Regardless of one’s perspective on this war, or war in general, the “crazy vet” can both confirm our worst fears about war and justify our outrage about it without prompting us to face these more everyday violences. This haze of pity, anxiety, and fear that swirls around many images of service members is fueled by popular culture, from Vietnam War films to breathless news reports like the ones we are reading this week. But a “ticking bomb” can never be the object of our empathy our understanding — it only tells us to run the other way.
The Stories We Tell About War
One of the things I found in my research is that the stories we tell about war tend to confirm what we think we already know. They often do this at the expense of the people who actually make war, letting us pretend that the violence of war is an exception rather than its essence. Allowing spectacular mass violence like this week’s shooting to be the thing that prompts public concern about the constant stresses faced by soldiers, vets, their families — and anyone who lives with ongoing war — does exactly this.

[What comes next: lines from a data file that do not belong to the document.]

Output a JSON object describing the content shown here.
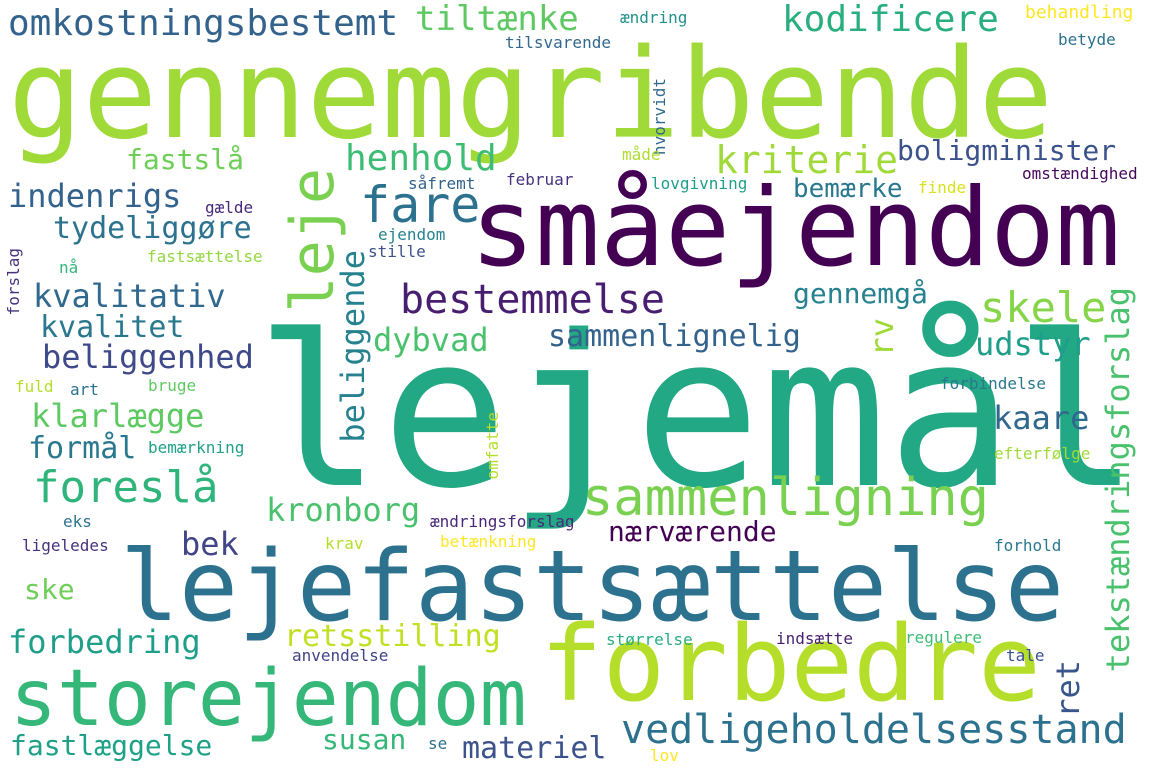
{
  "words": [
    {
      "text": "lejemål",
      "color": "#22a884"
    },
    {
      "text": "gennemgribende",
      "color": "#a0da39"
    },
    {
      "text": "småejendom",
      "color": "#440154"
    },
    {
      "text": "lejefastsættelse",
      "color": "#2c728e"
    },
    {
      "text": "forbedre",
      "color": "#b5de2b"
    },
    {
      "text": "storejendom",
      "color": "#35b779"
    },
    {
      "text": "sammenligning",
      "color": "#7ad151"
    },
    {
      "text": "omkostningsbestemt",
      "color": "#33638d"
    },
    {
      "text": "tiltænke",
      "color": "#5ec962"
    },
    {
      "text": "kodificere",
      "color": "#29af7f"
    },
    {
      "text": "leje",
      "color": "#7ad151"
    },
    {
      "text": "fare",
      "color": "#2c728e"
    },
    {
      "text": "bestemmelse",
      "color": "#481f70"
    },
    {
      "text": "henhold",
      "color": "#3dbc74"
    },
    {
      "text": "kriterie",
      "color": "#a0da39"
    },
    {
      "text": "boligminister",
      "color": "#3b528b"
    },
    {
      "text": "fastslå",
      "color": "#6ece58"
    },
    {
      "text": "indenrigs",
      "color": "#33638d"
    },
    {
      "text": "tydeliggøre",
      "color": "#2c728e"
    },
    {
      "text": "kvalitativ",
      "color": "#31688e"
    },
    {
      "text": "kvalitet",
      "color": "#2a788e"
    },
    {
      "text": "beliggenhed",
      "color": "#3e4989"
    },
    {
      "text": "klarlægge",
      "color": "#5ec962"
    },
    {
      "text": "formål",
      "color": "#2a788e"
    },
    {
      "text": "foreslå",
      "color": "#2fb47c"
    },
    {
      "text": "skele",
      "color": "#86d549"
    },
    {
      "text": "gennemgå",
      "color": "#26828e"
    },
    {
      "text": "bemærke",
      "color": "#2a788e"
    },
    {
      "text": "dybvad",
      "color": "#4ac16d"
    },
    {
      "text": "sammenlignelig",
      "color": "#33638d"
    },
    {
      "text": "udstyr",
      "color": "#1f9e89"
    },
    {
      "text": "kaare",
      "color": "#31688e"
    },
    {
      "text": "kronborg",
      "color": "#4ac16d"
    },
    {
      "text": "bek",
      "color": "#414487"
    },
    {
      "text": "nærværende",
      "color": "#440154"
    },
    {
      "text": "ske",
      "color": "#6ece58"
    },
    {
      "text": "forbedring",
      "color": "#1f9e89"
    },
    {
      "text": "retsstilling",
      "color": "#c2df23"
    },
    {
      "text": "vedligeholdelsesstand",
      "color": "#2c728e"
    },
    {
      "text": "fastlæggelse",
      "color": "#1fa188"
    },
    {
      "text": "susan",
      "color": "#35b779"
    },
    {
      "text": "materiel",
      "color": "#3b528b"
    },
    {
      "text": "beliggende",
      "color": "#26828e"
    },
    {
      "text": "tekstændringsforslag",
      "color": "#4ac16d"
    },
    {
      "text": "ret",
      "color": "#39568c"
    },
    {
      "text": "rv",
      "color": "#a0da39"
    },
    {
      "text": "forslag",
      "color": "#46327e"
    },
    {
      "text": "ændring",
      "color": "#21918c"
    },
    {
      "text": "behandling",
      "color": "#fde725"
    },
    {
      "text": "tilsvarende",
      "color": "#31688e"
    },
    {
      "text": "betyde",
      "color": "#2c728e"
    },
    {
      "text": "hvorvidt",
      "color": "#31688e"
    },
    {
      "text": "måde",
      "color": "#addc30"
    },
    {
      "text": "såfremt",
      "color": "#33638d"
    },
    {
      "text": "februar",
      "color": "#46327e"
    },
    {
      "text": "lovgivning",
      "color": "#1f9e89"
    },
    {
      "text": "omstændighed",
      "color": "#46085c"
    },
    {
      "text": "finde",
      "color": "#d8e219"
    },
    {
      "text": "gælde",
      "color": "#482878"
    },
    {
      "text": "ejendom",
      "color": "#26828e"
    },
    {
      "text": "stille",
      "color": "#3b528b"
    },
    {
      "text": "fastsættelse",
      "color": "#93d741"
    },
    {
      "text": "nå",
      "color": "#35b779"
    },
    {
      "text": "fuld",
      "color": "#b5de2b"
    },
    {
      "text": "art",
      "color": "#2c728e"
    },
    {
      "text": "bruge",
      "color": "#5ec962"
    },
    {
      "text": "forbindelse",
      "color": "#2a788e"
    },
    {
      "text": "omfatte",
      "color": "#b5de2b"
    },
    {
      "text": "bemærkning",
      "color": "#1fa188"
    },
    {
      "text": "efterfølge",
      "color": "#a0da39"
    },
    {
      "text": "eks",
      "color": "#2c728e"
    },
    {
      "text": "ændringsforslag",
      "color": "#482878"
    },
    {
      "text": "ligeledes",
      "color": "#46327e"
    },
    {
      "text": "krav",
      "color": "#b5de2b"
    },
    {
      "text": "betænkning",
      "color": "#fde725"
    },
    {
      "text": "forhold",
      "color": "#2a788e"
    },
    {
      "text": "størrelse",
      "color": "#27ad81"
    },
    {
      "text": "indsætte",
      "color": "#481f70"
    },
    {
      "text": "regulere",
      "color": "#3dbc74"
    },
    {
      "text": "anvendelse",
      "color": "#414487"
    },
    {
      "text": "tale",
      "color": "#3b528b"
    },
    {
      "text": "se",
      "color": "#2c728e"
    },
    {
      "text": "lov",
      "color": "#fde725"
    }
  ]
}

If we want people afflicted with mental illnesses to be well cared for, we need to talk about their suffering in ways that do not marginalize or pathologize it. And if we truly care about soldiers, veterans, and those close to them, we need to put aside the stereotypes that pop culture, military publicity, media saturation, and “common sense” offer us.
We need to listen to the “normal” experiences of making war — not least so that we may better hear the stories of those in pain in the wake of this most recent violence.
Kenneth T. MacLeish is an assistant professor at Vanderbilt University’s Center for Medicine, Health and Society. He is the author of Making War at Fort Hood: Life and Uncertainty in a Military Community (Princeton University Press, 2013), from which this essay is adapted.